Reputation: 3749
I'm using rubber to deploy a rails application and am having trouble connecting to MySQL. Do I have to manually setup MySQL on EC2 or should Rubber have already had done that? While this isn't all that helpful, here is log output when rake is ran:
** [out :: db01.memepluspl.us] rake aborted!
** [out :: db01.memepluspl.us]
** [out :: db01.memepluspl.us] Access denied for user ''@'db01.memepluspl.us' to database 'meme_plus_plus_production'
** [out :: db01.memepluspl.us]
** [out :: db01.memepluspl.us]
** [out :: db01.memepluspl.us] Tasks: TOP => db:migrate => environment
Upvotes: 2
Views: 1010
Reputation: 4427
If anyone else is having this problem, it is because mysql now has default anonymous users added with limited access.
The problem is discussed here.
The first solution there is not comprehensive enough, you need the one at the end which deletes all anonymous users (not just localhost). This is because MYSQL will authenticate on HOST before the USER, so a anonymous user ''@'your.host.com' will take priority over 'dbuser'@'your.host.com' (documented in mysql documentation) and rubber will be trying to connect with the full hostname.
Edit your ./config/rubber/deploy-mysql.yml:
rubber.sudo_script "create_master_db", <<-ENDSCRIPT
mysql -u root -e "create database #{env.db_name};"
mysql -u root -e "delete from mysql.user where user='';" <<-- ADD THIS LINE
...
ENDSCRIPT
Upvotes: 2
Reputation: 1962
in my case, the app name I had input in rubber.yml was actually different then the actual app name(the project files retains placeholder name)...

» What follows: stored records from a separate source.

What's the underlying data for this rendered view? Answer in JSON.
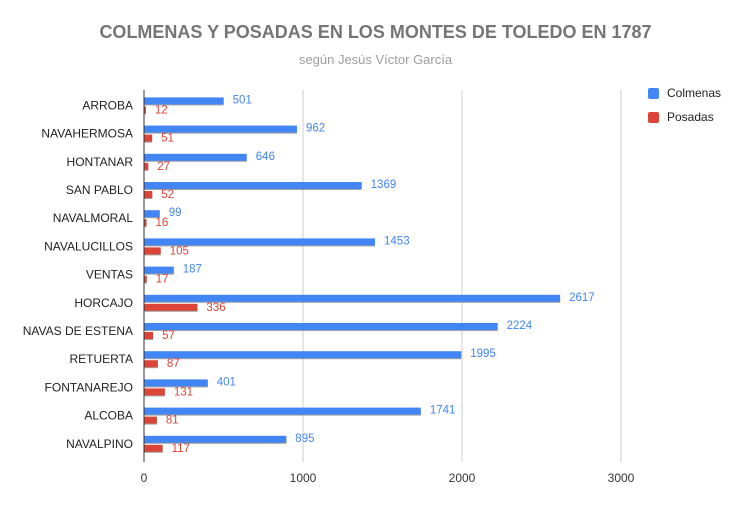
{
  "chart_data": {
    "type": "bar",
    "orientation": "horizontal",
    "title": "COLMENAS Y POSADAS EN LOS MONTES DE TOLEDO EN 1787",
    "subtitle": "según Jesús Víctor García",
    "categories": [
      "ARROBA",
      "NAVAHERMOSA",
      "HONTANAR",
      "SAN PABLO",
      "NAVALMORAL",
      "NAVALUCILLOS",
      "VENTAS",
      "HORCAJO",
      "NAVAS DE ESTENA",
      "RETUERTA",
      "FONTANAREJO",
      "ALCOBA",
      "NAVALPINO"
    ],
    "series": [
      {
        "name": "Colmenas",
        "color": "#4285f4",
        "label_color": "#4285f4",
        "values": [
          501,
          962,
          646,
          1369,
          99,
          1453,
          187,
          2617,
          2224,
          1995,
          401,
          1741,
          895
        ]
      },
      {
        "name": "Posadas",
        "color": "#db4437",
        "label_color": "#db4437",
        "values": [
          12,
          51,
          27,
          52,
          16,
          105,
          17,
          336,
          57,
          87,
          131,
          81,
          117
        ]
      }
    ],
    "xlim": [
      0,
      3000
    ],
    "xticks": [
      0,
      1000,
      2000,
      3000
    ],
    "grid": true,
    "legend_position": "right"
  }
}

I ssh'd into the instance, looked for current/
and cat config/database.yml
then just tried running the connect command rake would try to run from the stuff there and the error was there, so I'd suggest trying to better debug what's going on
I guessed I had to change the rubber-mysql.yml configs... Im recreating the staging stuff now, I think it should at least pass through this issue.. gl
Upvotes: 1
Reputation: 21140
I'm not familiar with Rubber at all so I don't know if it should have created your MySQL account for you, but here is how to do it manually:
mysql -u root
mysql> grant all on meme_plus_plus_production.* to 'user'@'db01.memepluspl.us' identified by 'password';
mysql> flush privileges;
mysql> exit;
You may need to enter a password for the MySSQL root account; for example, on Ubunutu the default is "password".
Note also that my example grants full read and write privileges to every table in the database to the specified user. Look up the MySQL grant command if you want to use reduced privileges.
Upvotes: 0
Reputation: 5649
I don't know rudder much but it looks it's missing some configuration. There is no user specified and probably no password either.